Relationship has suffered much and today was a positive step forward to repairing the broken bond.
I’m grateful for hot showers.
I’m grateful for nicely scented moisturisers.
I’m grateful for an easy work day.
I’m grateful my first group therapy session went well.
I’m grateful for longer days.
I’m grateful for sobriety.
AFAF ODAAT
My before bed gratitude! I’m grateful for bedtime routines. I light a calming candle, do my skin care routine, spray my bedding with lavender linen spray, and then I read and read. So grateful I am able to do these things, I never did when I was drinking. Grateful for you all as always, your shares inspire. ODAAT!!

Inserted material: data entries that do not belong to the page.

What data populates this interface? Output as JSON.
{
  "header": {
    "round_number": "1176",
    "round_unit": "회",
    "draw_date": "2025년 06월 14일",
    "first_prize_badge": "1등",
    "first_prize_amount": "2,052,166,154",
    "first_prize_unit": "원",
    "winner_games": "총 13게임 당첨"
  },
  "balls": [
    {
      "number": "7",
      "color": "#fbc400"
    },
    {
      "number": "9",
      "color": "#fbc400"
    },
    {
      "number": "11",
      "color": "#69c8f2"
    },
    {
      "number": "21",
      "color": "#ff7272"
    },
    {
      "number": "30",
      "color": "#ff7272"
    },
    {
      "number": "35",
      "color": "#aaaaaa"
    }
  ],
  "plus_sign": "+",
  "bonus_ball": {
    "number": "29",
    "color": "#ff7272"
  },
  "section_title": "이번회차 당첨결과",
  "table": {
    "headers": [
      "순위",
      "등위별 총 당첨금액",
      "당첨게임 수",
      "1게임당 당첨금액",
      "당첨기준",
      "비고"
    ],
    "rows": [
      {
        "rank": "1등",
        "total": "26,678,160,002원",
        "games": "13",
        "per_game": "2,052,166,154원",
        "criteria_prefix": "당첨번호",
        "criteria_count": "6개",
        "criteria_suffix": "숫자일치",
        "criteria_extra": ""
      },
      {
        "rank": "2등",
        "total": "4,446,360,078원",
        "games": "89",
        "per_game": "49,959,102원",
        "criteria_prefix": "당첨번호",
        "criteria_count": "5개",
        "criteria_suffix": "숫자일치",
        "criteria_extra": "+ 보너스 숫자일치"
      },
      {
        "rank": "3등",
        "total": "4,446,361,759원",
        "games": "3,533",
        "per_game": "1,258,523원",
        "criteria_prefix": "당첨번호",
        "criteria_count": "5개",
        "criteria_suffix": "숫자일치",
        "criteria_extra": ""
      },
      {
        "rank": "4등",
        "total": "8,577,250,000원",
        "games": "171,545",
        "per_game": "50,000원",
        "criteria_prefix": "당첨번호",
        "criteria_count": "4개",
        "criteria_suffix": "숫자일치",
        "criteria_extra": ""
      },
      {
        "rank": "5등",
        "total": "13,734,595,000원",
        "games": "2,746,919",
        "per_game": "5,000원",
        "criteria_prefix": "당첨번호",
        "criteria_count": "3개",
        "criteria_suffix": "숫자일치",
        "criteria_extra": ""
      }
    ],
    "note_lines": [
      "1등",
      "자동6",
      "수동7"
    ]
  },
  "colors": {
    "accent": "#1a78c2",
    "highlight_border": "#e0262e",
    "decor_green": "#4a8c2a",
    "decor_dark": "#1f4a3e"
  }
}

I’m grateful I handled some curve balls at work today and felt like I did okay. Lotsa people off sick and I stepped into a few roles I wouldn’t normally have to. I’m grateful when the day was done I was looking forward to a short nap. A walk in the fresh snow. My dinner (pimped up leftover soup - I cannot stop staying this! Grateful for the giggle I have each time.) Some chill tunes. Going to bed with my book, which I’ll do after this.
Only now am I realizing how drastically different the day would have gone in the before times. I may well have been hungover this morning. I would have unquestionably dove into a bottle of wine tonight.
I’m grateful for my recovery and the rewiring of my mental circuitry
I’m grateful for another day.
I’m grateful for all of you!
I’m grateful to see @tailee17! I can relate to having thought “I had this”. It becomes a gift to lean on, in recovery… knowing that in fact we did not. Onward, friend.
I’m grateful to see @Sunflower1’s table. You takin’ orders?